What are
bogon routes?
Bogons are martians
(private and reserved addresses defined by RFC1918, RFC5735 and RFC 6598) and net
blocks that have been allocated to a regional internet registry (RIR) by the
internet assigned numbers authority (IANA).
A bogon
prefix is a route that should never appear in the internet routing table
therefore packets routed over the public internet with a source address in a
bogon range should be discarded.
Why should
bogon prefixes be a concern to ISP network administrators?
Bogons are
used by malicious internet users and hackers to launch DDoS attacks and IP
address spoofing. In fact, most of the frequently attacked sites, 60% of the
naughty packets were obvious bogons.
What should
you do as an ISP network administrator to guard your network against bogons?
You need to
filter and reject or discard bogon routes at your BGP edge router so they don’t
enter your routing table as valid destinations.
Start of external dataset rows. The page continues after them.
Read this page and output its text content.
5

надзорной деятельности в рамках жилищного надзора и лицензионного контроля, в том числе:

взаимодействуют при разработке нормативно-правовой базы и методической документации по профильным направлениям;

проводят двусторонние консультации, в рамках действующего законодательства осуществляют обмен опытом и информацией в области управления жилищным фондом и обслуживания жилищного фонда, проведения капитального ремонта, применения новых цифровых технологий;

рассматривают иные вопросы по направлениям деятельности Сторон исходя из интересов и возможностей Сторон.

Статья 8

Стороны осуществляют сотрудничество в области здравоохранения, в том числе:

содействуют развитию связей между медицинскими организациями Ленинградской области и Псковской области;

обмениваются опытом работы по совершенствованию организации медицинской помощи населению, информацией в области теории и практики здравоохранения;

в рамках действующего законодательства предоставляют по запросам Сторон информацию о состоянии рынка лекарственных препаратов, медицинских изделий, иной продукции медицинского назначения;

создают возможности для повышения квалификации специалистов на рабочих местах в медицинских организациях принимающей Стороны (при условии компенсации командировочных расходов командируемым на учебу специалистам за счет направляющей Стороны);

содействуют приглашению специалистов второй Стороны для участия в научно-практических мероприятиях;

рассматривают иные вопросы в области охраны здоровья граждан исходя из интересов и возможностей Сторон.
Filtering should be done on
both the ingress and egress direction because similarly you don’t want to
advertise bogon prefixes to your upstream provider.
However, if
you choose to filter bogons you need to have a plan to keep your filters update
because these lists change every day especially the full bogon list which has
significant changes every day.
You can find
the full bogon IPv4 and IPv6 lists here.
Bogon
filtering is good and a wise decision but you have to be committed to
maintaining it every day, if you just download a full bogons list once and use
it to filter at your BGP router without updating it, it will become out of date
very quickly and you will end up blocking legitimate traffic.
A good idea
is to peer with bogon route servers, it’s a free service and you can apply here.
In this way, your bogon prefixes will be automatically
updated. Any changes in the full bogon prefixes will immediately be reflected
in your BGP router which saves you from what would otherwise be a rigorous
daily routine of downloading and updating your full bogon lists.